Al cieguito Beras le esperaba también un final trágico y lamentablemente previsible. Víctima de una depresión, tocó fondo un mal día en que la amargura de vivir se le hizo insoportable. En un gesto de aborrecimiento a sí mismo se martirizó el rostro con una navaja antes de degollarse. 
El publicista y su consorte, Macho y Marta, eran igualmente asiduos. Venían casi a diario y ocasionalmente más de una vez. Con ellos cualquier tertulia adquiría dimensiones surrealistas. Macho era una persona de ideas originalmente descabelladas, aunque brillantes a veces. Sus personajes favoritos eran Balaguer y Caamaño y nunca fue posible entender cómo conciliaba su admiración por el asesino de masas y el héroe asesinado. Al publicista y su consorte les aguardaba un destino metafísico, el misterio de la dimensión desconocida. Su infausta desaparición nos dejó a todos sumidos en la incertidumbre. 
A esta hora, en otro tiempo cercano, el profesor emérito ya estaría sentado al frente de la mesa presidencial y a su alrededor estarían congregándose los integrantes de la más gloriosa peña de la Ciudad Colonial.

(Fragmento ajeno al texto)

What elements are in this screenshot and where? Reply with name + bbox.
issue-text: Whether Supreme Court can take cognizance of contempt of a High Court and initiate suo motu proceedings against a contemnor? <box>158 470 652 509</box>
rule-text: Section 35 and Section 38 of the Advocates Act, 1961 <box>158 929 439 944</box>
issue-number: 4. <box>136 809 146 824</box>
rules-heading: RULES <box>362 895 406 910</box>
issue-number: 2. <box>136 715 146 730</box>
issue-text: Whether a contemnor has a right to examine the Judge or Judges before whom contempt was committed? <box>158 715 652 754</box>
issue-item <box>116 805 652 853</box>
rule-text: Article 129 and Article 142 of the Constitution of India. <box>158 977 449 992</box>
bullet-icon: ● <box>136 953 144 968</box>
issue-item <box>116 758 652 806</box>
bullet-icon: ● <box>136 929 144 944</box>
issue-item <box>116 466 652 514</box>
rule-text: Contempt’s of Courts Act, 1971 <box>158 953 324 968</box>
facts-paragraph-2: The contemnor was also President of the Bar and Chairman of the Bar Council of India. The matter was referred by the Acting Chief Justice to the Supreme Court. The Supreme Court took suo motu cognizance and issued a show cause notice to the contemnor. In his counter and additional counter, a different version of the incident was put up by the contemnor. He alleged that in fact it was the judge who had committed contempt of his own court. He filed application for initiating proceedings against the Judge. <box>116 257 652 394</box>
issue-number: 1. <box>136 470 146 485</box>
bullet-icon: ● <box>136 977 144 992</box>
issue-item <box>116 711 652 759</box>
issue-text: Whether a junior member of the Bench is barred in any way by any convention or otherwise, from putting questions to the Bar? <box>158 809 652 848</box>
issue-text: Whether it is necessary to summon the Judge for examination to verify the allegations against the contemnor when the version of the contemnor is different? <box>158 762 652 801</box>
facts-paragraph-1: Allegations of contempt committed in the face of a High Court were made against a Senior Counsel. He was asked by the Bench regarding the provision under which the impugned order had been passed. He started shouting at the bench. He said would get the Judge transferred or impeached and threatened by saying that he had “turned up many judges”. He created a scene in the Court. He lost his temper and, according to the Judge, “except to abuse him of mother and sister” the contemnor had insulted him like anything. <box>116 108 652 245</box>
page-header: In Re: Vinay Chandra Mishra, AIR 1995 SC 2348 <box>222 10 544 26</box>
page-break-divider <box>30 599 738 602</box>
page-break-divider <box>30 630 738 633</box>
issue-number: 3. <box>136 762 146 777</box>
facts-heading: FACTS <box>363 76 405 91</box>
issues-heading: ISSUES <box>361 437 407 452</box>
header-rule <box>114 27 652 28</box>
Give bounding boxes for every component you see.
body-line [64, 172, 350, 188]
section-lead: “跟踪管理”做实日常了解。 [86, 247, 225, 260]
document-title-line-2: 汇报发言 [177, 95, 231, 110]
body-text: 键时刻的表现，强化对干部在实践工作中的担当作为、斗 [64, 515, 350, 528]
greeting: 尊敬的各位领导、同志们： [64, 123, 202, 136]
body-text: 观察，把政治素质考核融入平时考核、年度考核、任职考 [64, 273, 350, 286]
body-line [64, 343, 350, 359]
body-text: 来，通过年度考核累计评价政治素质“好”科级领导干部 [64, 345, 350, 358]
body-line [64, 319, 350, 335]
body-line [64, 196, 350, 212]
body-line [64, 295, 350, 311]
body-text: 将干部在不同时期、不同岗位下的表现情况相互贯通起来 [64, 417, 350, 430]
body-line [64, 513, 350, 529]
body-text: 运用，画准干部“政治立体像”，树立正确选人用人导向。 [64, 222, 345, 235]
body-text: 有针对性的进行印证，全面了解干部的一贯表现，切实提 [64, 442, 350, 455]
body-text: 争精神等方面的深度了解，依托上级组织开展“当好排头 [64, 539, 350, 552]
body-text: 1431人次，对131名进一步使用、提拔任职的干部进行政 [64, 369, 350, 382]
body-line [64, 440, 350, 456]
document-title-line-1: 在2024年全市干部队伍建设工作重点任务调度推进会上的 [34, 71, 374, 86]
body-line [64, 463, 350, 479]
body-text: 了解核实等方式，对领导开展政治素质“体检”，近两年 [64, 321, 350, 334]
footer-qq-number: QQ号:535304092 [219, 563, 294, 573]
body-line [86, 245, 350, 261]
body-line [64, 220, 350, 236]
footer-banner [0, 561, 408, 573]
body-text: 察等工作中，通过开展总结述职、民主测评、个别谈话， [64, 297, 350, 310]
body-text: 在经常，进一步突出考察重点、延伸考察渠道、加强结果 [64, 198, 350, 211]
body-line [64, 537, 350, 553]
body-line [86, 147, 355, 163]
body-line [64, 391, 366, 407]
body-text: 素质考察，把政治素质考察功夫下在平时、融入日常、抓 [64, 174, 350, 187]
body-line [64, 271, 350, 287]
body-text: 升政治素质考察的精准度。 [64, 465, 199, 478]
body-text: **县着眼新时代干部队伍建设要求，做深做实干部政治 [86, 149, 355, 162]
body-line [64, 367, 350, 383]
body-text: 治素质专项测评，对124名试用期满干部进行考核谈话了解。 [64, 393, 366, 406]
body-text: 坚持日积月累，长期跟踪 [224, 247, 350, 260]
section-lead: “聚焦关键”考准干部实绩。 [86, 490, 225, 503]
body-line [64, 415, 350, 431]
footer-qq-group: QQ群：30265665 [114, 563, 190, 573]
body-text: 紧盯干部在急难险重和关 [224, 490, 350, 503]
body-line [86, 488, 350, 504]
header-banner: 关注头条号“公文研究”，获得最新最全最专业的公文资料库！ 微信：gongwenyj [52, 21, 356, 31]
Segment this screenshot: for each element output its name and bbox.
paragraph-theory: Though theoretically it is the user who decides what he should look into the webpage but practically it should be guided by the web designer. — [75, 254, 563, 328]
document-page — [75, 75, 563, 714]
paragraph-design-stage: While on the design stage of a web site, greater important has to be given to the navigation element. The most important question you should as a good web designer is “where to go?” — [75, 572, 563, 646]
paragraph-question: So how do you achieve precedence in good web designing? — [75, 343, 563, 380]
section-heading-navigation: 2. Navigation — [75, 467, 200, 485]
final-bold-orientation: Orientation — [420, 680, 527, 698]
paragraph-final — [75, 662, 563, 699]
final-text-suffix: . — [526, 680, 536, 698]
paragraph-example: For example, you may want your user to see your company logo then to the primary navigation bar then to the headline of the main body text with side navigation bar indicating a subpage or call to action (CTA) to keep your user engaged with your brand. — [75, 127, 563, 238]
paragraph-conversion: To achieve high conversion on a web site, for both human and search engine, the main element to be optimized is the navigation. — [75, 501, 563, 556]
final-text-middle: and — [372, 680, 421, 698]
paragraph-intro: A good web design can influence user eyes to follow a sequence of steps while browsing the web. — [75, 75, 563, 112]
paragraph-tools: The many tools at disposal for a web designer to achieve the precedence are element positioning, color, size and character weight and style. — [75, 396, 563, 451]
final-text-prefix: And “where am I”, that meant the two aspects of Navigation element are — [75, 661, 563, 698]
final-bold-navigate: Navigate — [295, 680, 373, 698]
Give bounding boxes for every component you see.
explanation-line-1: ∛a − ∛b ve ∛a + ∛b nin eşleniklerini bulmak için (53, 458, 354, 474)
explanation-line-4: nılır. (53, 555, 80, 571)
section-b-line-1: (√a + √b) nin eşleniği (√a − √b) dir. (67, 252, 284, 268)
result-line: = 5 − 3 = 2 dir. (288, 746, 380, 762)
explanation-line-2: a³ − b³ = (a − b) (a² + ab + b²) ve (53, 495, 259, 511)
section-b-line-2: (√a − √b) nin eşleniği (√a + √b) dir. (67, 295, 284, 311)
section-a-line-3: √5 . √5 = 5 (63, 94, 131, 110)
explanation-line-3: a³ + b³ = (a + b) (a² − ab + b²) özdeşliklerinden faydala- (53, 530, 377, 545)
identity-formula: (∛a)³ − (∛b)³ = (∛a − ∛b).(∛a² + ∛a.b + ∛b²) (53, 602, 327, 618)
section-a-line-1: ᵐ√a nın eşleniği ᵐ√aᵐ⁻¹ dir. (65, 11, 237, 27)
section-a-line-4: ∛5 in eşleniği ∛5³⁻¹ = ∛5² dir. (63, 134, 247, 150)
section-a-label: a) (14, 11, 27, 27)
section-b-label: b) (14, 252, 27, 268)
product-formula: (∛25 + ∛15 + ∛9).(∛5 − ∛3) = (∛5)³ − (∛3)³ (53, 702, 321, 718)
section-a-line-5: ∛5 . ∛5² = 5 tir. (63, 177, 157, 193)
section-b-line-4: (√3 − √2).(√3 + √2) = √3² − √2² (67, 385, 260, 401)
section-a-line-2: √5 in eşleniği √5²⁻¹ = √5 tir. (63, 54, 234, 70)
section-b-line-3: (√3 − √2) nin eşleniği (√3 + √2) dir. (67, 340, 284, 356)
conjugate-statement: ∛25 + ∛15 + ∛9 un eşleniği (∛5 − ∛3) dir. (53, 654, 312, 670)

Pero el profesor emérito, Francisco Alberto Henríquez Vásquez, el célebre don Chito, cuerpo y alma de la gloriosa peña, se ausentó para siempre durante el fluir de estas páginas, y la peña está huérfana como sus descendientes, huérfana, sí, la calle El Conde que lo vio recorrer miles de veces el dichoso trayecto desde su residencia hasta el flamante Palacio de la Esquizofrenia.